CAKRUK: Saat Ki Mbero Tak Kunjung Njedul

oleh -536 Dilihat
oleh

Sudah berhari-hari Cakruke komplang. Nyenyet ra ono benine. Sepanjang hari kemarin, sudah pasti karena atine podo kekes menyambut gerhana bulan total. Ngedap-edapi oleh sebab, mbulane dicaplok Betoro Kolo nganti diwenehi sebutan Bulan Purnama Berdarah. Utowo Super Blood Moon. Sehari sebelumnya, ada penggede Cakruk yang berkabung. Jadi yo wes, ikut belosungkowo dengan mengunci semua omongan yang biasanya ubrug. Semua libur ubrug.

Dan, hari ini, pagi-pagi Densus sudah nggelar dagangan. Tidak terlalu ramai, karena yang ditawarkan berat. Abot, tidak sembarang pendekar memahami. Ya biasa, ngendikan gaya abdi nagari, kan memang biasa yang berat-berat.
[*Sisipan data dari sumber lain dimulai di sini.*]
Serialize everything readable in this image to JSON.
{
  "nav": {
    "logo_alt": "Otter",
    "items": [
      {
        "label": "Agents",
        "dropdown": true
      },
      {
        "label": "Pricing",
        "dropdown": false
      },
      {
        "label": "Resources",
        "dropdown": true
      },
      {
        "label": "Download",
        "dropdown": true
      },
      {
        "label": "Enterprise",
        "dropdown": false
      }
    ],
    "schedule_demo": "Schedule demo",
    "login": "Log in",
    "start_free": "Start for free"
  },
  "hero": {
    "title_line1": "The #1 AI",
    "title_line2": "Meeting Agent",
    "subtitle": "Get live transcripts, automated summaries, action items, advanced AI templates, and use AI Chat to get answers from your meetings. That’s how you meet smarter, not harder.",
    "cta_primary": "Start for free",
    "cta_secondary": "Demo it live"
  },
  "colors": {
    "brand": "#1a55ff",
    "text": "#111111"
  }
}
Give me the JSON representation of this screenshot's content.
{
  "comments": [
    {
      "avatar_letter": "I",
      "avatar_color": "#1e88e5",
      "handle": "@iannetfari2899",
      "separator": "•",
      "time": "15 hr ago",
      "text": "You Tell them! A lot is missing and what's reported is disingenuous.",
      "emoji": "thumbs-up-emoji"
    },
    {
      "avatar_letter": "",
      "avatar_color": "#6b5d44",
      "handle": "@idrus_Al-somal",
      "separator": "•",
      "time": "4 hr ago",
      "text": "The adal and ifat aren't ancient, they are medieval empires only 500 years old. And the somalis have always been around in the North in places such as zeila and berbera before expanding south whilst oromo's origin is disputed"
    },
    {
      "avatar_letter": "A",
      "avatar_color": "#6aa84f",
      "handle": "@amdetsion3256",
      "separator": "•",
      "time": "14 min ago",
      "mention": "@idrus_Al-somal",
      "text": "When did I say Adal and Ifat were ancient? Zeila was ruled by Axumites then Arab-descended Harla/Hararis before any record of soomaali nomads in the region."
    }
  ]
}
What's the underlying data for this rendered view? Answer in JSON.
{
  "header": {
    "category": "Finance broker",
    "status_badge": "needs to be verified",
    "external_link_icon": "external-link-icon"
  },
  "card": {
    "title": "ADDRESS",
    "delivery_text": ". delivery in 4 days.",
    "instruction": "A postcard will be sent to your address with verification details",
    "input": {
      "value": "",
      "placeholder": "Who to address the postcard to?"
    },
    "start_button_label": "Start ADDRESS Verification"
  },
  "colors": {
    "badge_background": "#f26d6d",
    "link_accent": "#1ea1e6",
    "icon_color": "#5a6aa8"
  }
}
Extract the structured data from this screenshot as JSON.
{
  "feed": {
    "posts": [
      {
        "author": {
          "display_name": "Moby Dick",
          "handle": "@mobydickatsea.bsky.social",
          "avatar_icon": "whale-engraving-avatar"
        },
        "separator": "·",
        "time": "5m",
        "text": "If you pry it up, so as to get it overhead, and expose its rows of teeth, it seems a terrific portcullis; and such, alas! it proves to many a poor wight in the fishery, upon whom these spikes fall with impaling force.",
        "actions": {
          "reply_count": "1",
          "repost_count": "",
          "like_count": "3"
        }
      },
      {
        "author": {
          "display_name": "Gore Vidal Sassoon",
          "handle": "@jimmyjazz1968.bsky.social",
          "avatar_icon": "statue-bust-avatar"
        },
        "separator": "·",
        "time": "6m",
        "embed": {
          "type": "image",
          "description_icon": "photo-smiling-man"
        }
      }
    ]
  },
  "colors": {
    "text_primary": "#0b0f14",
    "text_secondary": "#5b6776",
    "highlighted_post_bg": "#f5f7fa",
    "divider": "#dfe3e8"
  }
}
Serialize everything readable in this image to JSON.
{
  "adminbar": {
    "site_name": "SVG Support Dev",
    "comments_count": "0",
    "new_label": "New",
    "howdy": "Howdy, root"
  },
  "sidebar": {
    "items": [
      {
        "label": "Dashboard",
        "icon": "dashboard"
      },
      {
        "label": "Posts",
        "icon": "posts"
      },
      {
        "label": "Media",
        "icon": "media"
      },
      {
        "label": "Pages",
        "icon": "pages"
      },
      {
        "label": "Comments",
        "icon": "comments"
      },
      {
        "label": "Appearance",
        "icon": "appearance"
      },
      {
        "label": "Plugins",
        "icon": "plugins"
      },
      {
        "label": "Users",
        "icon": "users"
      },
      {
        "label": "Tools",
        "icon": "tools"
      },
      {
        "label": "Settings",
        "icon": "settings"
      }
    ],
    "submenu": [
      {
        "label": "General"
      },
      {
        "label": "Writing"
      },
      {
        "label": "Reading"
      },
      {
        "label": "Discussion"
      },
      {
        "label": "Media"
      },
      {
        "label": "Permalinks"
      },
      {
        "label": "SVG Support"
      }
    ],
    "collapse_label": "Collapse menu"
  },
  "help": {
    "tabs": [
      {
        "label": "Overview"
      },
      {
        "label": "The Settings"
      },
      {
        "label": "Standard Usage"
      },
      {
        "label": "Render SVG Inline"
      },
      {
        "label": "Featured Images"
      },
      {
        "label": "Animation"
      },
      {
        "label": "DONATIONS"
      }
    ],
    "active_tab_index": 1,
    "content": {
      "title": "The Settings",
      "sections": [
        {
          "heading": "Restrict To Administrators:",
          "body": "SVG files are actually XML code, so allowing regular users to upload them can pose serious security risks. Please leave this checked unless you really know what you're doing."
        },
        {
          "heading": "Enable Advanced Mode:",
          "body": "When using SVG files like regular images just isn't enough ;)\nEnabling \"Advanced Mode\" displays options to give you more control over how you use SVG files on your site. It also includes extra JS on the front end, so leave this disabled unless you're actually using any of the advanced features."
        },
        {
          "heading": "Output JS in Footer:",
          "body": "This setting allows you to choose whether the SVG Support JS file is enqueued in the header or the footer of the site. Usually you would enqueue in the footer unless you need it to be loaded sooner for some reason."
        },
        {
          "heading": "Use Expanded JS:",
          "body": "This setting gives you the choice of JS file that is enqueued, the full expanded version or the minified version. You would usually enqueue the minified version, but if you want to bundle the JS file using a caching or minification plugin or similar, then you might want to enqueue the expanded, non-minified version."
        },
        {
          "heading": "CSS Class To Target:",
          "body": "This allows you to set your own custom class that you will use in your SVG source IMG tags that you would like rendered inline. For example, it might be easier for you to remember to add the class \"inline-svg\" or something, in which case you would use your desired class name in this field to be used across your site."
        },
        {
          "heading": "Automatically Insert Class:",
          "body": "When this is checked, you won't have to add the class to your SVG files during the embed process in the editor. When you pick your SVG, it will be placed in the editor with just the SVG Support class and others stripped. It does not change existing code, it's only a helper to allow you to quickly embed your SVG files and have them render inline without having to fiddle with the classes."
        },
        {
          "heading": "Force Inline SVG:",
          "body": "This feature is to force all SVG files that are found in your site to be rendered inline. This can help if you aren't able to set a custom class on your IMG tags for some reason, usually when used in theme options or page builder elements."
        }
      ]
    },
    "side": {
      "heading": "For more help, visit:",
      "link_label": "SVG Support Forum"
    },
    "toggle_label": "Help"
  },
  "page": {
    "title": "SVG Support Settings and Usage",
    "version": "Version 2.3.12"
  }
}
Jadi apa boleh buat, dagangan tidak laku-laku. Pengomongannya mandeg tidak ada yang berani menawar.

Lalu, Denpur yang berinisiatif menghidupkan suasana. Pendekar yang mesangrah di tlatah Cileungsi ini, sudah langsung ibut. Teriak-teriak memanggil guru saktinya yaitu Ki Mbero. Mendengar teriakan Denpur yang tidak biasa, semua personil keluar. Denwiro yang tetangga Denpur di kawasan Cileungsi, njedul tiba-tiba.

Densus yang merasa aksi jualan ilmu luhur tidak laku, ikut teriak. Memanggil-manggil Ki Mbero. “Sajake Ki Mbero lagi kagem di kampung sebelah. Ki Mbero ki nek buka dagangan nang kampung sebelah mesti laris,” kata Densus.

Benar. Ki Mbero memang tokoh populer. Namanya kawentar di mana-mana. Jangankan di kampung sebelah, di mana-mana grup, dia ikut, dan misyuwur sebagai inisiator dan inspirator. “Jare Denpur, Ki Mbero pancen ngoten…” kata suara tanpa rupa yang semua penghunu Cakruk tahu belaka suara siapa.

Tapi begitulah. Ki Mbero adalah tokoh sakti yang tidak mudah terprovokasi. Ia punya prinsip sendiri, kalau lagi semedi, pantang terganggu, bahkan oleh cah ayu sekalipun. Makanya, meski semua memanggil-manggil namanya, tidak ada tanda-tanda, sosok mondroguno ini datang.

Densus, tokoh sakti lawan sebanding Ki Mbero saja, tak mampu membuat lawan politiknya itu unjuk diri. Akhirnya, abdi nagari yang selalu besus ini, anyel sendiri. Dengan senyum yang rasa-rasanya ngemu jengkel ia kembali bertanya, “Dodolan nang kampung sebelah laris yo Ki Mbero…” katanya lalu, berlalu.

Ya begitu. Lalu, berlalu. Langkah seribu yang diambil Densus, seperti komando untuk meninggalkan Cakruk yang kembali bisu. Hanya cat warna gading yang mulai bluwek, lipatan tikar yang tak lagi rapi, serta kentongan yang menggantung kesepian. Semua, lalu, berlalu. (kib)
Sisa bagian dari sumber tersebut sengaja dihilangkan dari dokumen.